HDMI has issues, but it did one thing well:
Made it simple for consumers to connect A/V stuff.
Is it a bulky cable? Yes. Are the connectors very weak for the cable they are designed for? Yes. Was it a clumsy protocol (regarding the complexity from a technical view)? Yes. Was it ideal? No.
It did however make home theater cabling much simpler, and was a huge success from the end users perspective. We are on a forum that is on a technical website, and this stuff interests us. We debate the pros/cons of shit that 95%+ of the population don't give a eff about. So, while we know that HDMI was poor from a connector/standard perspective, it was a success from the end consumer perspective. It was easy for people to understand how to do it. You connect one cable, and have audio AND video. Done. The worst you would have to do is know which source goes to which which HDMI port, but you didn't have to worry about making sure your audio and video selections were on the correct inputs.

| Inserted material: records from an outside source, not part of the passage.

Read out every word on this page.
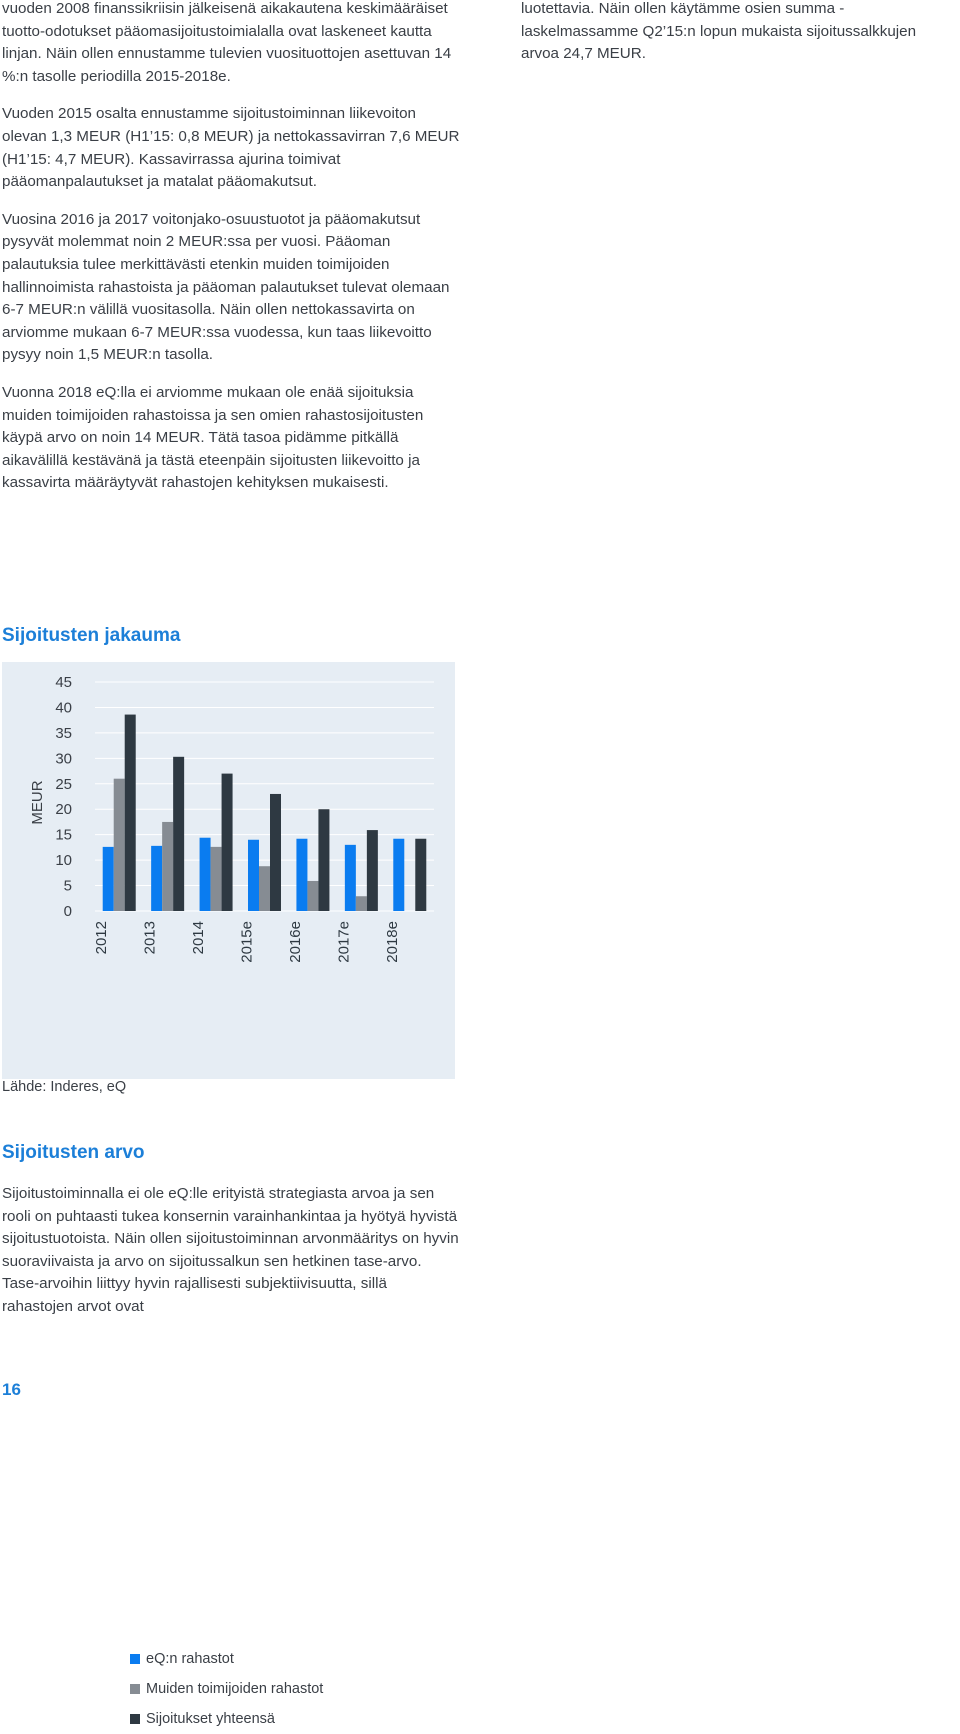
vuoden 2008 finanssikriisin jälkeisenä aikakautena keskimääräiset tuotto-odotukset pääomasijoitustoimialalla ovat laskeneet kautta linjan. Näin ollen ennustamme tulevien vuosituottojen asettuvan 14 %:n tasolle periodilla 2015-2018e.

Vuoden 2015 osalta ennustamme sijoitustoiminnan liikevoiton olevan 1,3 MEUR (H1’15: 0,8 MEUR) ja nettokassavirran 7,6 MEUR (H1’15: 4,7 MEUR). Kassavirrassa ajurina toimivat pääomanpalautukset ja matalat pääomakutsut.

Vuosina 2016 ja 2017 voitonjako-osuustuotot ja pääomakutsut pysyvät molemmat noin 2 MEUR:ssa per vuosi. Pääoman palautuksia tulee merkittävästi etenkin muiden toimijoiden hallinnoimista rahastoista ja pääoman palautukset tulevat olemaan 6-7 MEUR:n välillä vuositasolla. Näin ollen nettokassavirta on arviomme mukaan 6-7 MEUR:ssa vuodessa, kun taas liikevoitto pysyy noin 1,5 MEUR:n tasolla.

Vuonna 2018 eQ:lla ei arviomme mukaan ole enää sijoituksia muiden toimijoiden rahastoissa ja sen omien rahastosijoitusten käypä arvo on noin 14 MEUR. Tätä tasoa pidämme pitkällä aikavälillä kestävänä ja tästä eteenpäin sijoitusten liikevoitto ja kassavirta määräytyvät rahastojen kehityksen mukaisesti.

luotettavia. Näin ollen käytämme osien summa -laskelmassamme Q2’15:n lopun mukaista sijoitussalkkujen arvoa 24,7 MEUR.

Sijoitusten jakauma
0
5
10
15
20
25
30
35
40
45
MEUR
2012 2013 2014 2015e 2016e 2017e 2018e
eQ:n rahastot
Muiden toimijoiden rahastot
Sijoitukset yhteensä
Lähde: Inderes, eQ
Sijoitusten arvo

Sijoitustoiminnalla ei ole eQ:lle erityistä strategiasta arvoa ja sen rooli on puhtaasti tukea konsernin varainhankintaa ja hyötyä hyvistä sijoitustuotoista. Näin ollen sijoitustoiminnan arvonmääritys on hyvin suoraviivaista ja arvo on sijoitussalkun sen hetkinen tase-arvo. Tase-arvoihin liittyy hyvin rajallisesti subjektiivisuutta, sillä rahastojen arvot ovat

16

Personally, I can't wait for Cat5 based cabling. HDMI was nice for it's simplicity, but CatX will beat it IMHO every day of the week.
My only concerns are going to be related to the power going over relatively thin cables, and just data rates. Now, the stuff shown in this thread make me hopeful that the CatX cable can support everything, but until it's released (in production products) I am holding judgement.
I won't be upgrading my stuff though just for the cable. When it's time to upgrade though, I will definitely make sure that it uses this connection (if it works as advertised).